Aux termes de l'article 954, alinéa 3, du code de procédure civile, la cour ne statue que sur les prétentions énoncées au dispositif et n'examine les moyens au soutien de ces prétentions que s'ils sont invoqués dans la discussion.

En l'espèce, il ne ressort pas du dispositif de ses dernières conclusions que l'intimée ait formé un appel incident à l'encontre du chef du dispositif du jugement critiqué l'ayant déboutée de sa demande de paiement d'une somme de 10 000 euros à titre de dommages et intérêts de sorte que la cour d'appel ne se trouve pas saisie de cette demande soutenu dans la discussion des conclusions de cette dernière.



- Sur la recevabilité des conclusions de M. [P] :

Il résulte de l'article 961 du code de procédure civile que les conclusions des parties ne sont pas recevables tant que les indications mentionnées à l'alinéa 2 de l'article 960 n'ont pas été fournies, soit pour une personne physique, ses nom, prénoms, profession, domicile, nationalité, date et lieu de naissance.

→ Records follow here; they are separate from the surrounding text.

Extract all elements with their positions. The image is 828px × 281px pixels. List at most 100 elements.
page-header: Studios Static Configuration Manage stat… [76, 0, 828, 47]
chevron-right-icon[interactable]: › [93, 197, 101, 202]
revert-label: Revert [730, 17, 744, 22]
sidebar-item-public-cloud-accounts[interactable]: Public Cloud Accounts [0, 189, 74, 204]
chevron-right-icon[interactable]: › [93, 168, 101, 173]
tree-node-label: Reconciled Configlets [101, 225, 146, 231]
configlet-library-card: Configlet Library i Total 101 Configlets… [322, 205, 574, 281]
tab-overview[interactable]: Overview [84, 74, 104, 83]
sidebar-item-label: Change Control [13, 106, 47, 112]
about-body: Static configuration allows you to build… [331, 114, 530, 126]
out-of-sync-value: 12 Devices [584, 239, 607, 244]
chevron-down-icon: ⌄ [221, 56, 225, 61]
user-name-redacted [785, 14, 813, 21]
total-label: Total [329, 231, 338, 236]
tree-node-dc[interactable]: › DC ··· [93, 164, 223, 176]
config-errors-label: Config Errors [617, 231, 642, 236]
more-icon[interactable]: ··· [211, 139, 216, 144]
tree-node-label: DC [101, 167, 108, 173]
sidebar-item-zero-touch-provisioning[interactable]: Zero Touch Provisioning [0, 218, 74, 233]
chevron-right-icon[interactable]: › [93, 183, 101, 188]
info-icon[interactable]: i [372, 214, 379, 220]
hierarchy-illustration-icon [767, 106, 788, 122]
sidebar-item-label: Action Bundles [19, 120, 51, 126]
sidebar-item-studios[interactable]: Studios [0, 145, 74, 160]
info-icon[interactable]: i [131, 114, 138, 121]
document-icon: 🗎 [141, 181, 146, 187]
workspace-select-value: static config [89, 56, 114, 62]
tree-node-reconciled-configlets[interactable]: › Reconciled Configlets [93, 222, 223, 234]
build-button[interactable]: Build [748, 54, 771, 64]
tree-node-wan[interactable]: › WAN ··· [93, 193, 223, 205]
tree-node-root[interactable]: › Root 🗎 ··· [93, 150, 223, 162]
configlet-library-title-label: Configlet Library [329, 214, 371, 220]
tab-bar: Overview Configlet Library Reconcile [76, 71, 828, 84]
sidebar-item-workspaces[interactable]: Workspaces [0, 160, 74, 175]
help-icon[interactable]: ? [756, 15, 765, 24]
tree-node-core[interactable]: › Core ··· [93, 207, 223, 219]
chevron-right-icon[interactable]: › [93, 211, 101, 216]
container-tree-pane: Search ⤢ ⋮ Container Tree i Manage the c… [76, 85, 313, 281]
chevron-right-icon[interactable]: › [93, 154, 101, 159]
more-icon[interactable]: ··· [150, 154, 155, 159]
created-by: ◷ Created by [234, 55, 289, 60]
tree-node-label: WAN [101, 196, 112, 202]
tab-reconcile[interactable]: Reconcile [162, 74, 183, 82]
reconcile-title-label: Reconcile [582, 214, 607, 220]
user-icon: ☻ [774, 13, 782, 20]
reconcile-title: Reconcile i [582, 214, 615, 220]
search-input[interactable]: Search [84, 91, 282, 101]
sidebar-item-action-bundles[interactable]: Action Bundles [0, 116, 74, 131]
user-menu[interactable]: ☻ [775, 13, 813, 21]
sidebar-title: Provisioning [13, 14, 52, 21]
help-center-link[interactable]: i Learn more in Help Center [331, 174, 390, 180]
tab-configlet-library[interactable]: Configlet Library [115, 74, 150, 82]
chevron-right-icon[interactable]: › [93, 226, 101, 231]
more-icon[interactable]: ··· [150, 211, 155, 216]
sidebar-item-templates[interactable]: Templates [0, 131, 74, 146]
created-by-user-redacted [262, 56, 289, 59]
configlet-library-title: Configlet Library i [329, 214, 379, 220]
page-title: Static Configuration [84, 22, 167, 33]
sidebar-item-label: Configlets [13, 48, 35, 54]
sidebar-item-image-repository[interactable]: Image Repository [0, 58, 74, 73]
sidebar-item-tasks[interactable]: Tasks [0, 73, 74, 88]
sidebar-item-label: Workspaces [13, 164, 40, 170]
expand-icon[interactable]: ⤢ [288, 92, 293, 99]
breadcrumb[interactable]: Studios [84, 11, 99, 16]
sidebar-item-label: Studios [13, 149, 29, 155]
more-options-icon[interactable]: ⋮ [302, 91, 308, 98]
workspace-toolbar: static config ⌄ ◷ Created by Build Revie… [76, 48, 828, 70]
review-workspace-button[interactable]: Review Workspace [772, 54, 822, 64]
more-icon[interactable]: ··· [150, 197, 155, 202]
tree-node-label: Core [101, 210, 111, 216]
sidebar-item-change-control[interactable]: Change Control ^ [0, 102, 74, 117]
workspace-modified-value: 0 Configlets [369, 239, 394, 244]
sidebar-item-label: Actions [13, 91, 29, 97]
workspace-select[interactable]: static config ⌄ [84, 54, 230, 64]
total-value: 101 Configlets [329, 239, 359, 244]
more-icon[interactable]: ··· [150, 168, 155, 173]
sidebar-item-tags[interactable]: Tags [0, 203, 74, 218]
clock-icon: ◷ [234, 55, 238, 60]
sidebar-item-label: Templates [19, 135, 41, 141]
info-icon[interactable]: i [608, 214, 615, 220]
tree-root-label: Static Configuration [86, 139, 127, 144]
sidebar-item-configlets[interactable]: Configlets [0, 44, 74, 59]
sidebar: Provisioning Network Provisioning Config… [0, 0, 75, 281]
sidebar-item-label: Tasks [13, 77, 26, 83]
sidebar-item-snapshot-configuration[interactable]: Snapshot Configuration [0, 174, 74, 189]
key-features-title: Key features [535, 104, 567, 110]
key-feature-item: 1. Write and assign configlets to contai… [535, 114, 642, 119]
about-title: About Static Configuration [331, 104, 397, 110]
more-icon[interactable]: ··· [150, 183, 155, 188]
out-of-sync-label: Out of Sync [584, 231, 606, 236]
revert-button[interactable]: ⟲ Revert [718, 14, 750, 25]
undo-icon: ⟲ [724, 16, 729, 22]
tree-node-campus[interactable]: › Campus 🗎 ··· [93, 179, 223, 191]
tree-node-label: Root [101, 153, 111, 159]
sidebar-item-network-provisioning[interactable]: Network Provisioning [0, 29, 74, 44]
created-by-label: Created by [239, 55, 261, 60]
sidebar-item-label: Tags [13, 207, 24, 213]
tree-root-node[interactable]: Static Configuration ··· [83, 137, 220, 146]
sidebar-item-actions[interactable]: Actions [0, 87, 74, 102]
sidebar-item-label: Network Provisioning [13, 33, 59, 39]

S'il est exact que les conclusions de l'appelant notifiées le 9 août 2018 ne comportent pas l'intégralité des indications énumérées par l'article 960, alinéa 2, du code de procédure civile, il est constant que les indications contenues dans la déclaration d'appel peuvent, si leur exactitude n'est pas contestée, suppléer l'absence dans les conclusions de ces mentions d'identification. Or, la déclaration d'appel reçue au greffe en date du 24 mai 2018 contient l'ensemble des énonciations d'identification nécessaires sans que leur exactitude ne soit contestée par l'intimée.

Partant, la fin de non-recevoir alléguée, qui n'est pas encourue, doit être rejetée. Les conclusions d'appelant notifiées le 24 mai 2018 seront donc déclarées recevables.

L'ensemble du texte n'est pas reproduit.